Location and Timeframe
- Map of the province and country
- Urban vs. rural setting
- Population of study area
- Unique characteristics of population and geography
- Duration of the study and dates of initiation, completion, other relevant dates
- Time of year
- Case definition
- How were cases identified and recruited?
- Data source and survey instrument
- Type of interview
- Biological/chemical samples
- Environmental samples
- Type of analysis
- Statistical tests and software program
- Significance level
(4) Results (Suggested length: 250-550 words)
This section describes what your study found. Key results from the analyses which support the conclusion should be reported. We strongly encourage using graphics to display your findings; even more so than you would in a peer-reviewed journal.

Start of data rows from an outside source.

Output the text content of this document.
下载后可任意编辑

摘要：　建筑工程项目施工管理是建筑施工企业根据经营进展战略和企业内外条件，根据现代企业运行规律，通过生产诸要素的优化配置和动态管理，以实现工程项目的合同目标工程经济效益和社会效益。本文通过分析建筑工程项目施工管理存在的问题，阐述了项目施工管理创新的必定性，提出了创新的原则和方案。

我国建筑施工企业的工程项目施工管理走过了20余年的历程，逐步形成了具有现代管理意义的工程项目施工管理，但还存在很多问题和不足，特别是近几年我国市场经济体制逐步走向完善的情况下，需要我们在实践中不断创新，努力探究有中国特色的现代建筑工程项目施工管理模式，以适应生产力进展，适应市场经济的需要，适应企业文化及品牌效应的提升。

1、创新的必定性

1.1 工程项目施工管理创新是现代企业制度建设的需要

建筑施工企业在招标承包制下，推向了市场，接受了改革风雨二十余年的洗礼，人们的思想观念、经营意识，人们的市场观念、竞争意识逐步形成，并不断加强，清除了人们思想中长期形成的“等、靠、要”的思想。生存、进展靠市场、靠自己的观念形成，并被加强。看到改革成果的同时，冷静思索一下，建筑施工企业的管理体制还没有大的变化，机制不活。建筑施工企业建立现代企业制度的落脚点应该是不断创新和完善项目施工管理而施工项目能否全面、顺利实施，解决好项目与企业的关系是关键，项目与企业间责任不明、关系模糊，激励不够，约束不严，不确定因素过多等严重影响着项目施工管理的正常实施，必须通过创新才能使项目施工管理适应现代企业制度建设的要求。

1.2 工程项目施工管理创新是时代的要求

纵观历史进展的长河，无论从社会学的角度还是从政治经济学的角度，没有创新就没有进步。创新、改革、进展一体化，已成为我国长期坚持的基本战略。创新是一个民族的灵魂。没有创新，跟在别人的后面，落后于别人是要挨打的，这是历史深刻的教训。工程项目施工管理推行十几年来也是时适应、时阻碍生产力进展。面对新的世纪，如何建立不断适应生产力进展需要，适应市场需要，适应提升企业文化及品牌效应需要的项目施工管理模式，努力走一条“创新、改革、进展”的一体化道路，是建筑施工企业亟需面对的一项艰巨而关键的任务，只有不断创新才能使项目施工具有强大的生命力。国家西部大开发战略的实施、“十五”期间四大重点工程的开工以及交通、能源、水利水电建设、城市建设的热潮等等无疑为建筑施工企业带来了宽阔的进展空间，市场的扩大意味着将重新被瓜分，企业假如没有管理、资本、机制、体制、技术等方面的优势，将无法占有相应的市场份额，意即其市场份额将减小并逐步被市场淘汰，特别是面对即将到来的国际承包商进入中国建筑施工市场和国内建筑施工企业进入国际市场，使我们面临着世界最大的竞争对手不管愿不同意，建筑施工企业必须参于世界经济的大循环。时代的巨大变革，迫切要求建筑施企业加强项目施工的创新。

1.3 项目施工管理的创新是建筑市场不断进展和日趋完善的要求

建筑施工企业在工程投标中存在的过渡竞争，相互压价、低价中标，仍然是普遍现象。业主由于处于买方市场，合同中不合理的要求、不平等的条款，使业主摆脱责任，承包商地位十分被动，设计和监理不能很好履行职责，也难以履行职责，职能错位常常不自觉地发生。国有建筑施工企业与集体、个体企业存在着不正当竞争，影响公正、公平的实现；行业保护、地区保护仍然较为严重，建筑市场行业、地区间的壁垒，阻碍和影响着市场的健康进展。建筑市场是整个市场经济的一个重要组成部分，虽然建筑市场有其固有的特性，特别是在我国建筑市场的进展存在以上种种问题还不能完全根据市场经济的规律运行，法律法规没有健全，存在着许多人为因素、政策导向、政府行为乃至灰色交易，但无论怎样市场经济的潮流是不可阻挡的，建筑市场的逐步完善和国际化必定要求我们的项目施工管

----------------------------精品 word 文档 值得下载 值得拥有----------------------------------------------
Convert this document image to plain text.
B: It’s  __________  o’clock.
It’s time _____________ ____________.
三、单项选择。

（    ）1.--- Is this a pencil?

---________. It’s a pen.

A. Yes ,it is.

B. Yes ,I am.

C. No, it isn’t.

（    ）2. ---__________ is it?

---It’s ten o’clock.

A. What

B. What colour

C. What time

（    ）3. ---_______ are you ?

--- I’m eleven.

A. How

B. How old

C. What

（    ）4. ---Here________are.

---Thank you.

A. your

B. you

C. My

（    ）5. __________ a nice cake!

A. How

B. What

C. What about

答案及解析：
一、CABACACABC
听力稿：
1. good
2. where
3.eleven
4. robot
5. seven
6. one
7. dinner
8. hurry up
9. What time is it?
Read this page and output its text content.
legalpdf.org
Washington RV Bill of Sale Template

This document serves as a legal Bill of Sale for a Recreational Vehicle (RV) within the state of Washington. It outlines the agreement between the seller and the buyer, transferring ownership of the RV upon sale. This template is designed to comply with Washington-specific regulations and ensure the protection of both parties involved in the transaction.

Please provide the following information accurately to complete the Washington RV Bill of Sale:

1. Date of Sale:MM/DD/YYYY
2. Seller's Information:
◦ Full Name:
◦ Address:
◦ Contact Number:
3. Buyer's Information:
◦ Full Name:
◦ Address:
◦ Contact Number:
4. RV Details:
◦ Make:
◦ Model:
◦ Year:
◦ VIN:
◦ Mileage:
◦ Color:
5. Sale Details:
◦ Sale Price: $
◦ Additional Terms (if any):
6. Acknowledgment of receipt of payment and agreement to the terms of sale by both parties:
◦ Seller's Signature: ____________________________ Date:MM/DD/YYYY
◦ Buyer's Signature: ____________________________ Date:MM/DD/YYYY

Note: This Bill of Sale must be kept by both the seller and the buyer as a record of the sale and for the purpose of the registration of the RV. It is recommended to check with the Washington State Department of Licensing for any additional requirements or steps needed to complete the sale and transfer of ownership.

- Graphics and tables should be simple, clear-cut and easily understandable
- Avoid pie charts and 3-D graphics
- For more information: Edward Tufte’s books, <http://www.edwardtufte.com/tufte/books_visex>.
Figure 1. Draft
- Were you able to obtain information from most of your cases?
- Define denominator
Characteristics of Cases/Sample Population
- Describe by person, place and time
- CDC Guidance on creating Epi Curve: <http://www.cdc.gov/cogh/dgphcd/modules/MiniModules/Epidemic_Curve/page01.htm>
- Findings of the primary analysis you proposed in your methods section, and findings that address the objective of your work with descriptive statistics
- Measures of association (univariate and/or multivariate analyses) and inferential statistics (confidence intervals or p-value)
- Type of sample
- Lab test used
- Reference level
- Sensitivity and specificity of lab tests
- Reference for lab method
- Secondary analysis
- Environmental result
(5) Discussion (Suggested length: 300-500 words)
This section explains the findings of your study. All of your findings should not repeat here - just refer to them as needed to discuss them.
- Summarize the key findings
- Compare findings with literature. Agree or disagree?
- If disagree, explain why
- Significance of findings
(6) Public Health Action and Recommendations (Suggested length: 150-350 words)
- This is where practical information is provided to your readers and where your work can have the greatest impact on controlling disease.
- Data must support the action and recommendation.
- Follow up
- Vancouver style
- URLs for the references should be provided if available.